GRAND JUNCTION, Colo. (AP) — Colorado officials are asking the U.S. Forest Service to expedite efforts to get timber sales and forest stewardship contracts back up and running following the government shutdown.
U.S. Sen. Mark Udall, D-Colo., said timber products and biomass energy are essential to forest management and to reduce wildfire risks throughout Colorado.
“Jobs are at stake,” Udall said in a statement.
The U.S. Forest Service did not return a phone call seeking comment.
About 25 logging and trucking contractors for Montrose Forest Products were unable to work during the shutdown because the Forest Service prevented work on timber sale contracts on area forests.
Sawmill resource forester Norm Birtcher said the shutdown cut the amount of materials coming into the mill for two weeks just as the mill is trying to stockpile inventory for the spring thaw, the Grand Junction Daily Sentinel reported Tuesday.

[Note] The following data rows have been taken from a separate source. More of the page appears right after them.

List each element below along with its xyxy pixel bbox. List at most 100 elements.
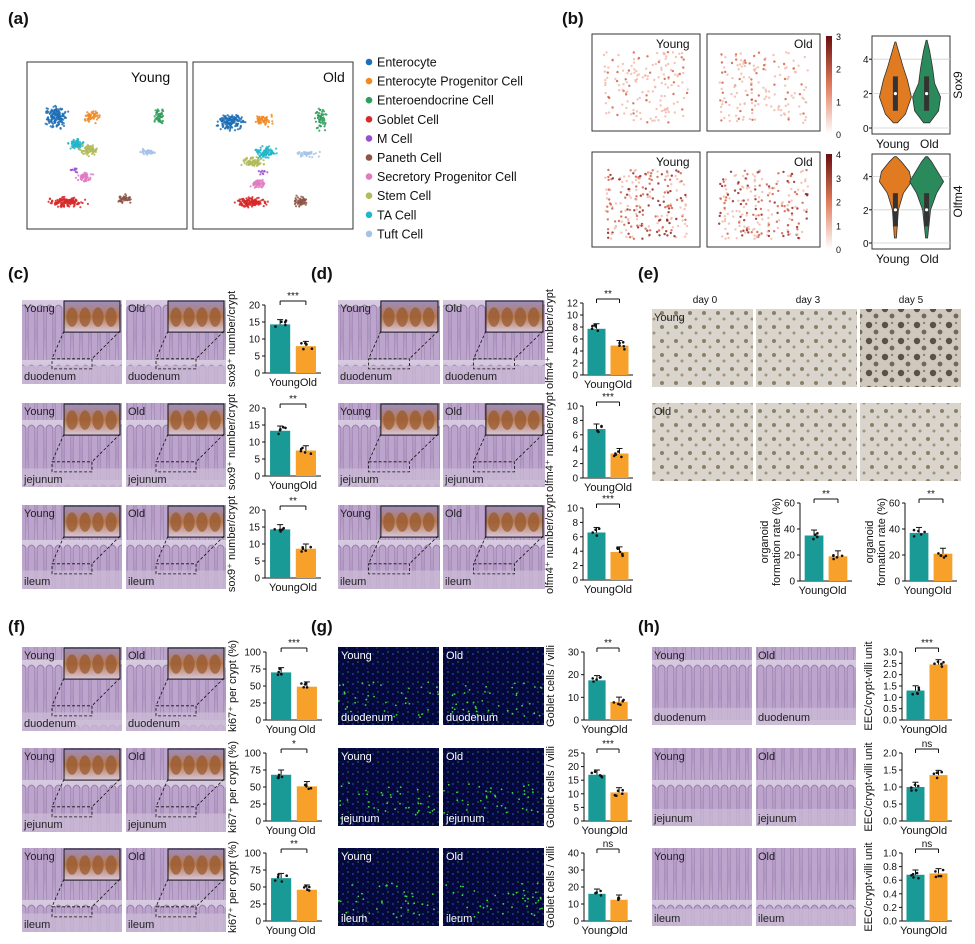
feature-point [666,191,670,194]
data-point [595,534,599,537]
feature-point [796,207,799,210]
data-point [277,670,281,674]
feature-point [606,228,610,231]
organoid-young-2 [860,309,961,387]
umap-point [249,197,252,200]
feature-point [617,84,621,87]
feature-point [724,70,727,74]
feature-point [762,67,765,71]
feature-point [729,170,733,173]
umap-point [318,129,321,132]
feature-point [804,178,807,181]
umap-point [50,114,53,117]
feature-point [604,209,607,213]
feature-point [756,66,760,69]
data-point [940,770,943,774]
x-label-old: Old [934,585,951,597]
feature-point [641,90,644,94]
y-tick-label: 10 [568,900,580,911]
umap-point [76,171,79,174]
umap-point [154,109,157,112]
colorbar-tick: 0 [836,130,841,140]
y-tick-label: 10 [249,438,261,449]
crypt-stain [170,654,182,674]
feature-point [723,201,726,205]
zoom-box [368,461,410,473]
feature-point [744,177,747,180]
fluor-dot [521,882,523,885]
fluor-dot [532,791,534,793]
zoom-line [514,330,544,360]
zoom-line [368,535,382,564]
data-point [612,701,616,704]
umap-point [264,123,267,126]
y-tick-label: 40 [889,525,901,536]
feature-point [656,221,659,225]
fluor-dot [389,794,392,796]
feature-point [684,204,687,207]
fluor-dot [478,785,481,788]
feature-point [768,200,772,203]
feature-point [683,207,686,211]
data-point [303,451,307,454]
umap-point [86,146,89,149]
y-tick-label: 2.0 [883,670,897,681]
y-tick-label: 0 [254,574,260,585]
micrograph-label: Old [128,303,145,315]
data-point [614,453,618,456]
legend-swatch [365,77,373,85]
y-tick-label: 0 [255,917,261,928]
feature-point [624,78,627,81]
data-point [593,770,597,773]
fluor-dot [541,907,543,910]
umap-point [119,195,122,199]
micrograph-region: duodenum [340,371,392,383]
data-point [618,341,621,345]
feature-point [626,100,629,103]
feature-point [732,215,735,218]
zoom-line [195,433,225,463]
feature-point [782,112,786,115]
feature-point [627,175,631,178]
umap-point [301,154,304,157]
umap-point [233,201,236,204]
umap-point [267,121,270,124]
feature-point [625,81,629,84]
umap-point [72,144,75,147]
feature-point [760,232,763,235]
feature-point [613,227,616,230]
feature-point [783,77,787,81]
feature-point [726,73,729,77]
fluor-dot [540,687,543,689]
data-point [621,788,624,792]
zoom-line [473,433,487,462]
crypt-stain [183,410,195,430]
fluor-dot [338,899,340,902]
feature-point [739,59,743,62]
feature-point [632,237,636,240]
umap-point [142,153,146,156]
feature-point [680,199,684,202]
data-point [910,786,913,789]
feature-point [718,222,721,225]
feature-point [619,202,622,205]
feature-point [750,83,753,86]
crypt-stain [209,410,221,430]
feature-point [647,225,651,228]
data-point [276,673,280,677]
feature-point [663,94,666,98]
fluor-dot [361,914,364,917]
bar-young [588,893,606,921]
micrograph-label: Young [24,851,55,863]
umap-point [72,140,75,143]
umap-point [259,158,262,161]
feature-point [739,215,742,218]
fluor-dot [535,891,537,894]
feature-point [627,221,630,225]
feature-point [773,60,776,63]
umap-point [56,110,60,113]
umap-point [124,194,128,197]
fluor-dot [523,715,526,717]
feature-point [646,193,649,196]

“The mill is in jeopardy of shutting down this spring a couple of weeks because of the logs we were unable to bring in,” Birtcher said.
About 90 people work at the mill, with another 60 or so doing trucking, logging and road-building contract work, he said. Some contractor crews were able to shift to private-land timber to keep working and supplying the mill.
The shutdown also affected Hotchkiss-based West Range Reclamation, which does forest health and fuels-reduction treatment work, including under federal forest stewardship contracts.
As of early August, West Range had about 60 employees working around the state, including around 10 at its Hotchkiss office.